Hope exists in pockets, but it’s the social commentary that Slug continues to excel at articulating. “I don’t even know you but I need your affection” on “Sculpting With Fire”, or the moment he addresses the state of modern emcees on “Positive Space”:
Make party and inflate the balloon
You bent me up into the shape of a spoon
I’m from a gutter full of ordinary litter
Where we figured that the storm will come and push us towards the river
This ain’t the underground this the compost
Stand and deliver call me Edward James Almost
Always appreciate the quintessentials
You rock over your vocals, I roll with these instrumentals
If you got a lot of voices in your vegetable
Avoid the noise that tries to poison your receptacles
I won’t pretend to know how you define successful
But I still wish you all of the success though
And when I’m dead, I’m gonna haunt the stereo
Temporary resident extraterrestrial
Check with me later for my specialty flavors
On your turntables and your record players
“Talk Talk” is lively, but sounds like a song lifted from a different artist’s album and plonked in the middle of this one, and doesn’t have a hook to match the dance-able instrumental. I wasn’t the biggest fan of “It Happened Last Morning” either, as musically it threatens to build to something bigger but never gets there.
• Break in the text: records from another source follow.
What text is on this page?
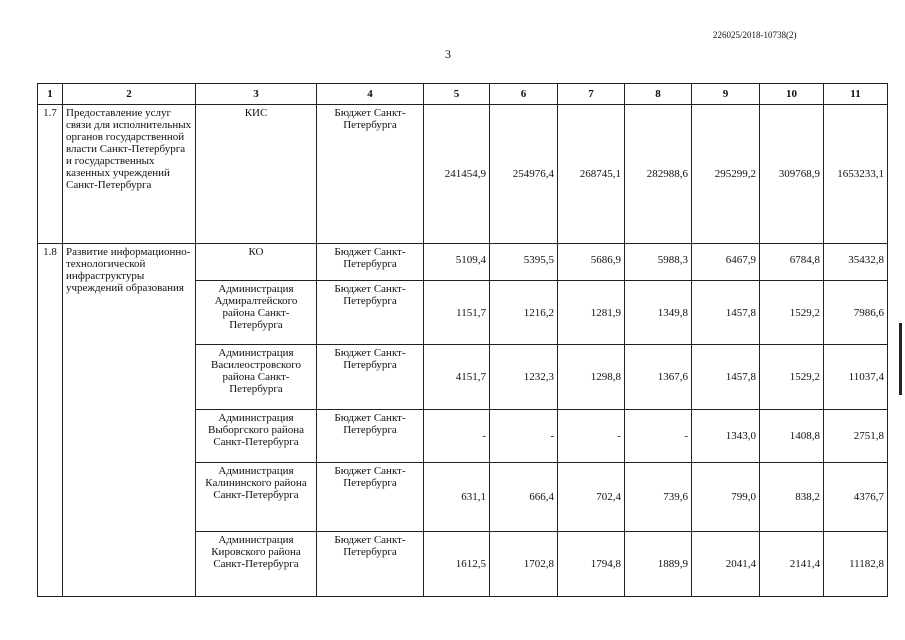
226025/2018-10738(2)
3
1	2	3	4	5	6	7	8	9	10	11
1.7	Предоставление услуг связи для исполнительных органов государственной власти Санкт-Петербурга и государственных казенных учреждений Санкт-Петербурга	КИС	Бюджет Санкт-Петербурга	241454,9	254976,4	268745,1	282988,6	295299,2	309768,9	1653233,1
1.8	Развитие информационно-технологической инфраструктуры учреждений образования	КО	Бюджет Санкт-Петербурга	5109,4	5395,5	5686,9	5988,3	6467,9	6784,8	35432,8
		Администрация Адмиралтейского района Санкт-Петербурга	Бюджет Санкт-Петербурга	1151,7	1216,2	1281,9	1349,8	1457,8	1529,2	7986,6
		Администрация Василеостровского района Санкт-Петербурга	Бюджет Санкт-Петербурга	4151,7	1232,3	1298,8	1367,6	1457,8	1529,2	11037,4
		Администрация Выборгского района Санкт-Петербурга	Бюджет Санкт-Петербурга	-	-	-	-	1343,0	1408,8	2751,8
		Администрация Калининского района Санкт-Петербурга	Бюджет Санкт-Петербурга	631,1	666,4	702,4	739,6	799,0	838,2	4376,7
		Администрация Кировского района Санкт-Петербурга	Бюджет Санкт-Петербурга	1612,5	1702,8	1794,8	1889,9	2041,4	2141,4	11182,8
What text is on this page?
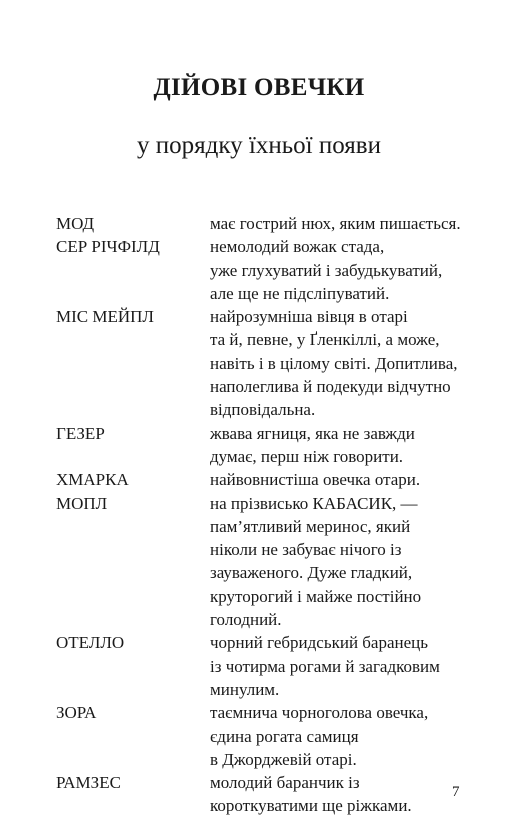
ДІЙОВІ ОВЕЧКИ
у порядку їхньої появи
МОД	має гострий нюх, яким пишається.
СЕР РІЧФІЛД	немолодий вожак стада,
уже глухуватий і забудькуватий,
але ще не підсліпуватий.
МІС МЕЙПЛ	найрозумніша вівця в отарі
та й, певне, у Ґленкіллі, а може,
навіть і в цілому світі. Допитлива,
наполеглива й подекуди відчутно
відповідальна.
ГЕЗЕР	жвава ягниця, яка не завжди
думає, перш ніж говорити.
ХМАРКА	найвовнистіша овечка отари.
МОПЛ	на прізвисько КАБАСИК, —
пам’ятливий меринос, який
ніколи не забуває нічого із
зауваженого. Дуже гладкий,
круторогий і майже постійно
голодний.
ОТЕЛЛО	чорний гебридський баранець
із чотирма рогами й загадковим
минулим.
ЗОРА	таємнича чорноголова овечка,
єдина рогата самиця
в Джорджевій отарі.
РАМЗЕС	молодий баранчик із
короткуватими ще ріжками.

7
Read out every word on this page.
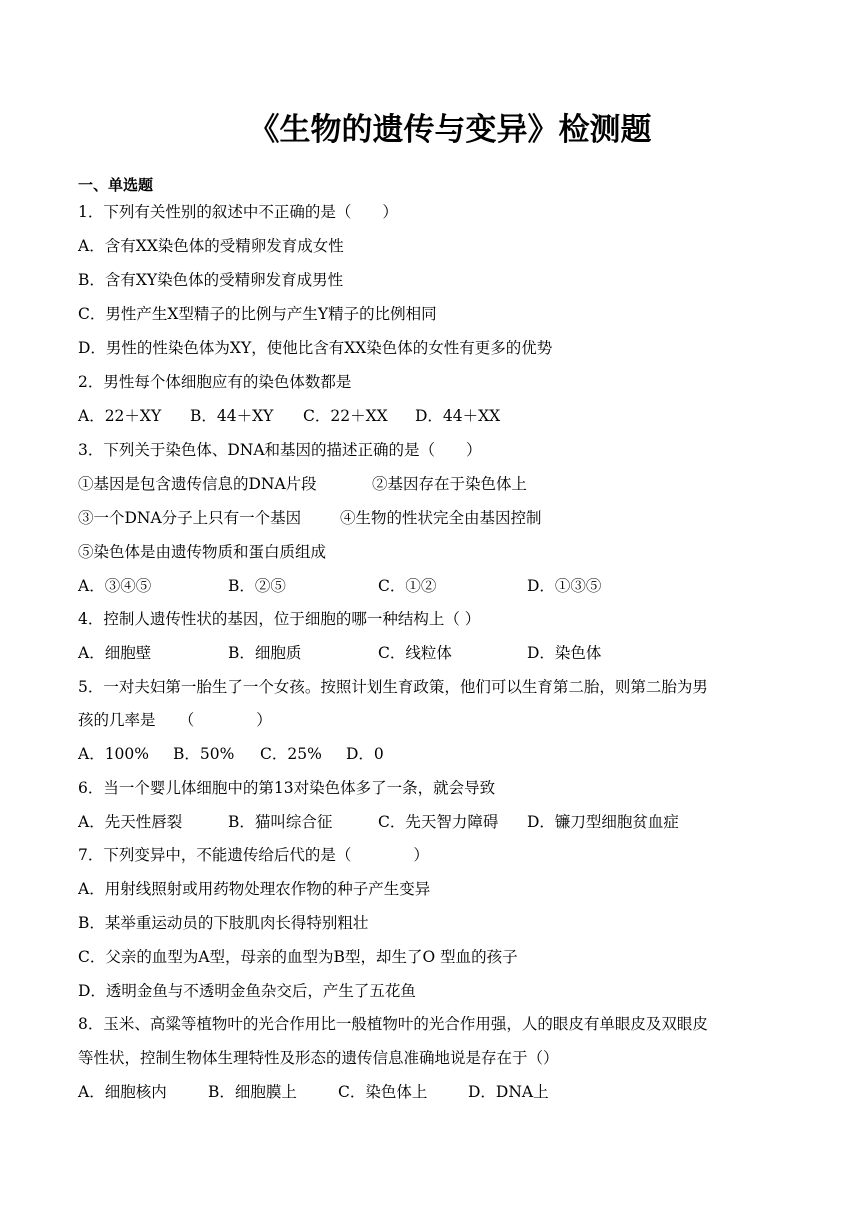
《生物的遗传与变异》检测题
一、单选题
1．下列有关性别的叙述中不正确的是（　　）
A．含有XX染色体的受精卵发育成女性
B．含有XY染色体的受精卵发育成男性
C．男性产生X型精子的比例与产生Y精子的比例相同
D．男性的性染色体为XY，使他比含有XX染色体的女性有更多的优势
2．男性每个体细胞应有的染色体数都是
A．22＋XY B．44＋XY C．22＋XX D．44＋XX
3．下列关于染色体、DNA和基因的描述正确的是（　　）
①基因是包含遗传信息的DNA片段	②基因存在于染色体上
③一个DNA分子上只有一个基因	④生物的性状完全由基因控制
⑤染色体是由遗传物质和蛋白质组成
A．③④⑤	B．②⑤	C．①②	D．①③⑤
4．控制人遗传性状的基因，位于细胞的哪一种结构上（ ）
A．细胞壁	B．细胞质	C．线粒体	D．染色体
5．一对夫妇第一胎生了一个女孩。按照计划生育政策，他们可以生育第二胎，则第二胎为男
孩的几率是　　（　　　　）
A．100% B．50% C．25% D．0
6．当一个婴儿体细胞中的第13对染色体多了一条，就会导致
A．先天性唇裂	B．猫叫综合征	C．先天智力障碍 D．镰刀型细胞贫血症
7．下列变异中，不能遗传给后代的是（　　　　）
A．用射线照射或用药物处理农作物的种子产生变异
B．某举重运动员的下肢肌肉长得特别粗壮
C．父亲的血型为A型，母亲的血型为B型，却生了O 型血的孩子
D．透明金鱼与不透明金鱼杂交后，产生了五花鱼
8．玉米、高粱等植物叶的光合作用比一般植物叶的光合作用强，人的眼皮有单眼皮及双眼皮
等性状，控制生物体生理特性及形态的遗传信息准确地说是存在于（）
A．细胞核内	B．细胞膜上	C．染色体上	D．DNA上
“S.M.O.R.E.S.” is very much an album of ups and downs, not necessarily in terms of quality, but in terms of structure. After every two songs, there is a minute-long one, as if to give the listener a brief moment to take a breath, before being dragged back into another thought-provoking tale from Slug. Ok, dragged is probably the incorrect term, because there’s a friendly, conversational style to how Slug raps, and it often makes his message strike harder. He’ll warmly guide you into the greyest world in the most eloquent manner. It’s reality rap, bordering on self-help for an artist with a wide emotional range that’s constantly questioning himself. It never reaches the morbidness of an NF record, but I wouldn’t be surprised if people bounced off of this album. If anything, it reminds me of the brilliant Elzhi album “Lead Poison” which dealt with depression. Rich with storytelling and unfiltered emotion, “S.M.O.R.E.S.” is similarly potent, and is frequently revisited.
With the duo about to drop their new EP “Talk Talk” as well in December, it’s hard to argue with such an impressive, varied discography. “So Many Other Realities Exist Simultaneously” sits proudly alongside “God Loves Ugly“, “When Life Gives You Lemon, You Paint That Shit Gold” and “You Can’t Imagine How Much Fun We’re Having” as excellent examples of hip-hop albums that are as real as it gets. They’ll be the first to admit they aren’t the trendiest or the dopest, but they may well be the most genuine. Their talent seemingly shows no signs of waning as they approach their fifties- that’s the reality I’m seeing.